April 6, 2016
Hi, Susannah! I’ve watched & read each of your “Last of the Institutions” segments. More frequently than not, your subjects are higher functioning, with good communication skills and community homes, not apartments. Not until the last segment did it become obvious that the individuals share their homes. In some cases, because of behavioral issues mentioned, I felt the individuals had one-person homes. I believe the general public would have made the same assumption. I realize there are privacy issues. However, it would give a more accurate picture if sharing their homes was mentioned.

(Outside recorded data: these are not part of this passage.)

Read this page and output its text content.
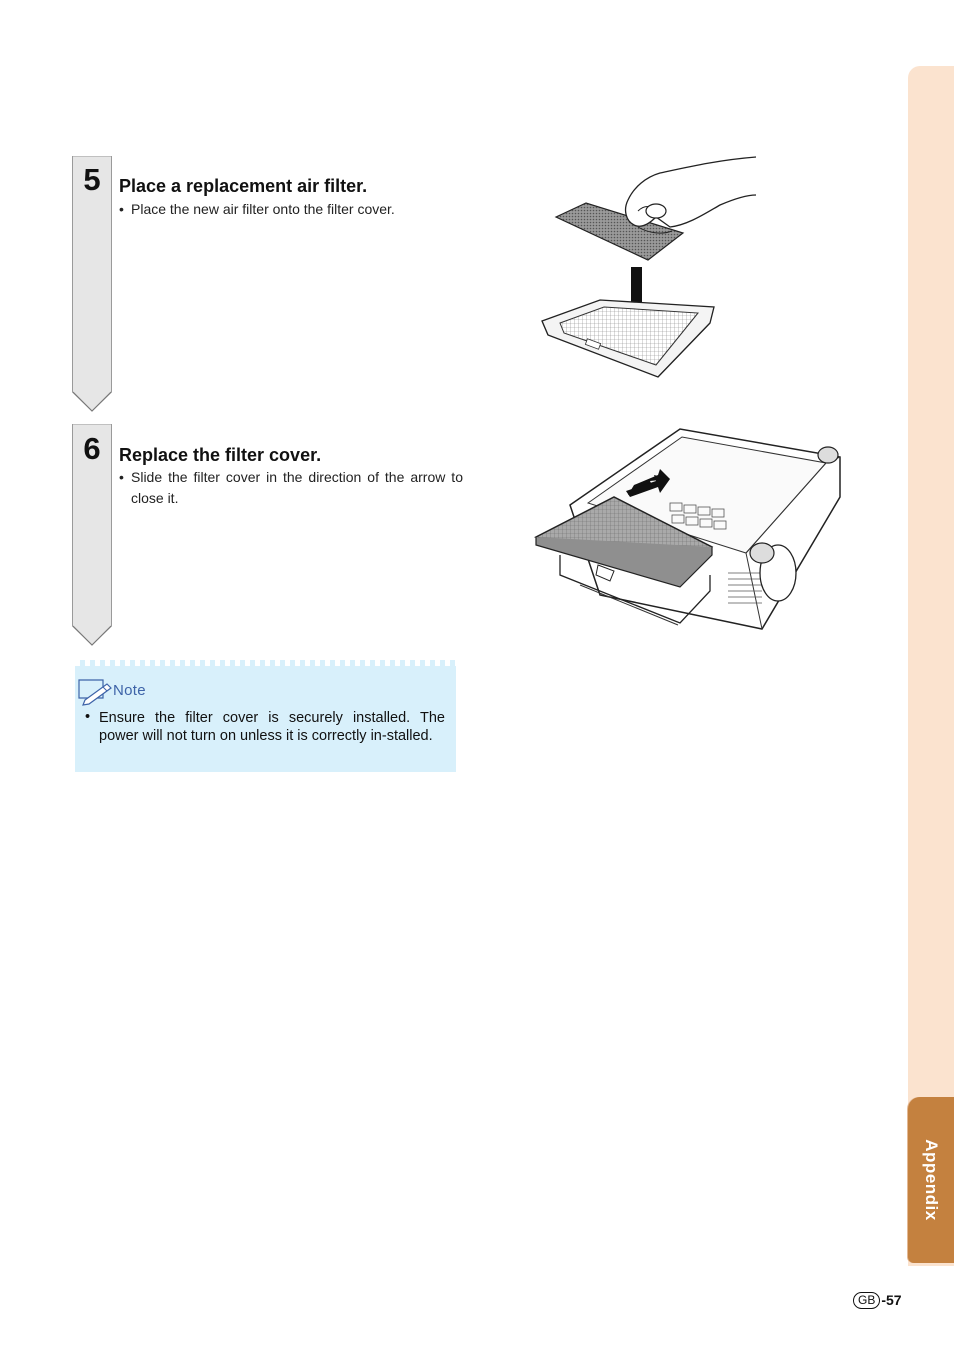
Appendix
5	Place a replacement air filter.
• Place the new air filter onto the filter cover.
6	Replace the filter cover.
• Slide the filter cover in the direction of the arrow to close it.
Note
• Ensure the filter cover is securely installed. The power will not turn on unless it is correctly in-stalled.
GB -57
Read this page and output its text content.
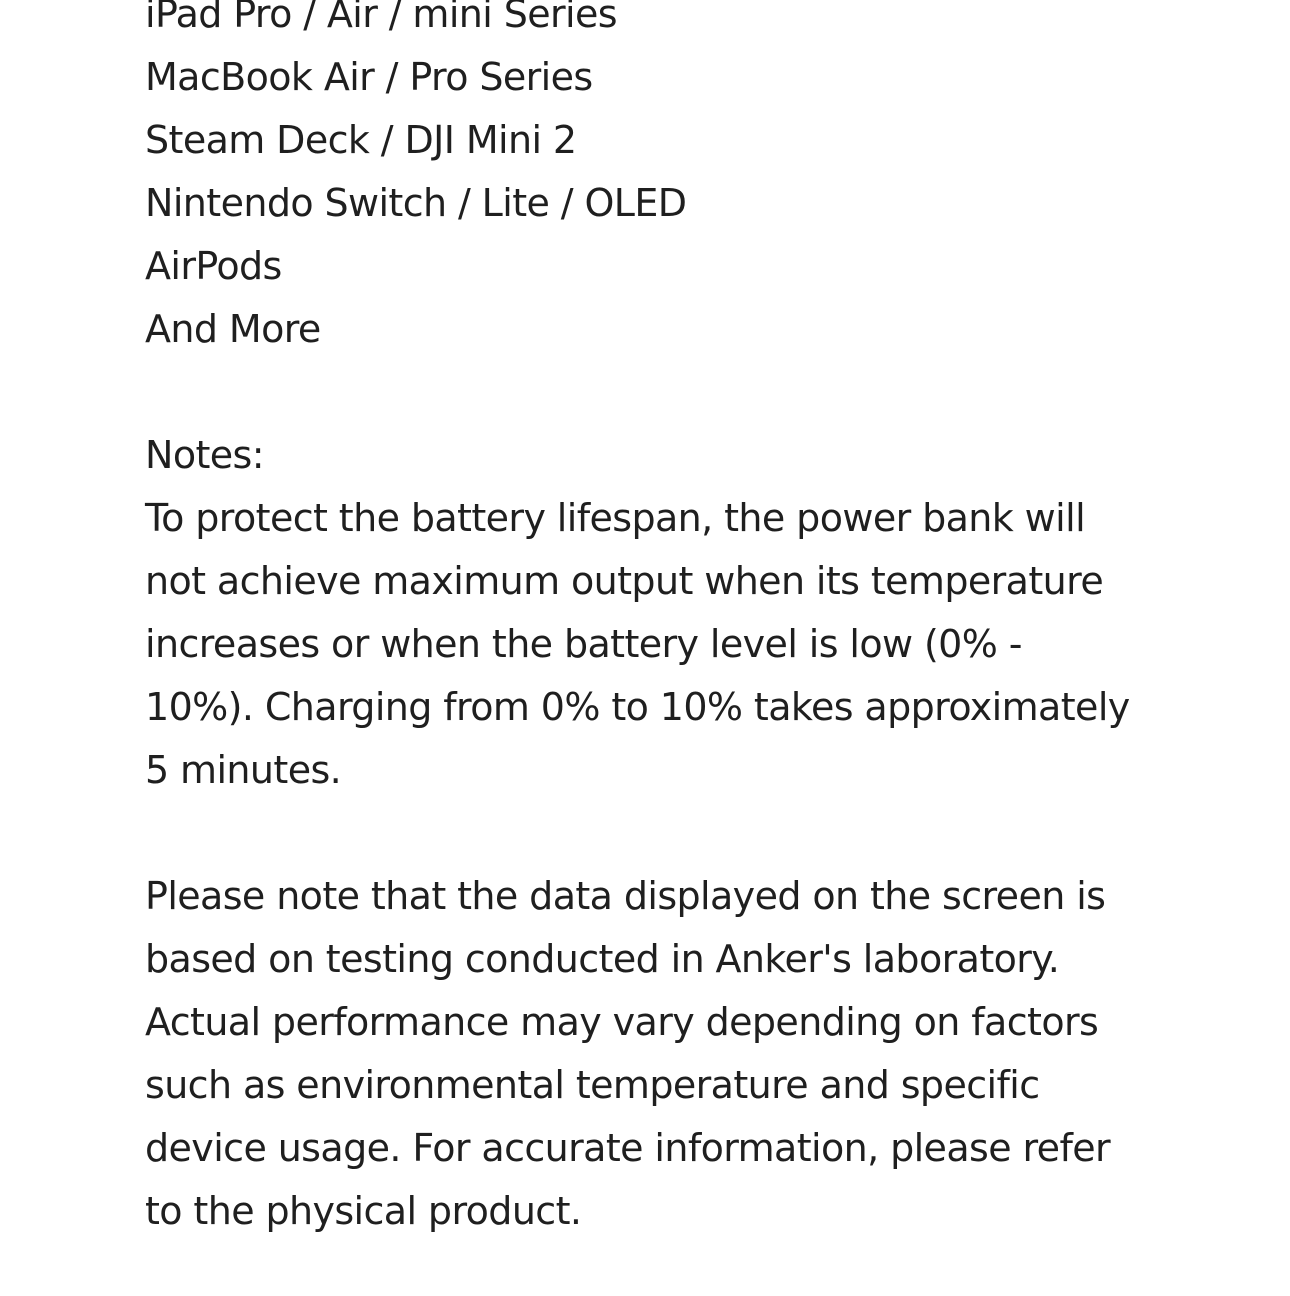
iPad Pro / Air / mini Series
MacBook Air / Pro Series
Steam Deck / DJI Mini 2
Nintendo Switch / Lite / OLED
AirPods
And More
Notes:
To protect the battery lifespan, the power bank will not achieve maximum output when its temperature increases or when the battery level is low (0% - 10%). Charging from 0% to 10% takes approximately 5 minutes.
Please note that the data displayed on the screen is based on testing conducted in Anker's laboratory. Actual performance may vary depending on factors such as environmental temperature and specific device usage. For accurate information, please refer to the physical product.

What about the other necessities of life & health needed by our challenged communities? How difficult is it for these individuals to obtain basic medical, dental, psychiatric/psychological/therapeutic services? I know some vendors contract with medical clinics for basic services, but what about the rest? Is the emergency room of local hospitals the answer? Job training leading to positions, health/day programs, recreation and transportation are also parts of the big picture.
I appreciated the segment on low wages. Caregivers should be paid their worth. But with that value comes the need for extensive & continuing training. Please talk about the training that is needed to properly care for many of our DD loved ones.
The people you have chosen are fine examples of what can be done and how it looks when things “go right”. Please remember there are individuals and families that have tried to work through the system and have failed to find the right mix for a community placement. “One size does not fit all” is an appropriate description of the community.
Your community slant is very obvious. I had hoped your approach would have been more balanced.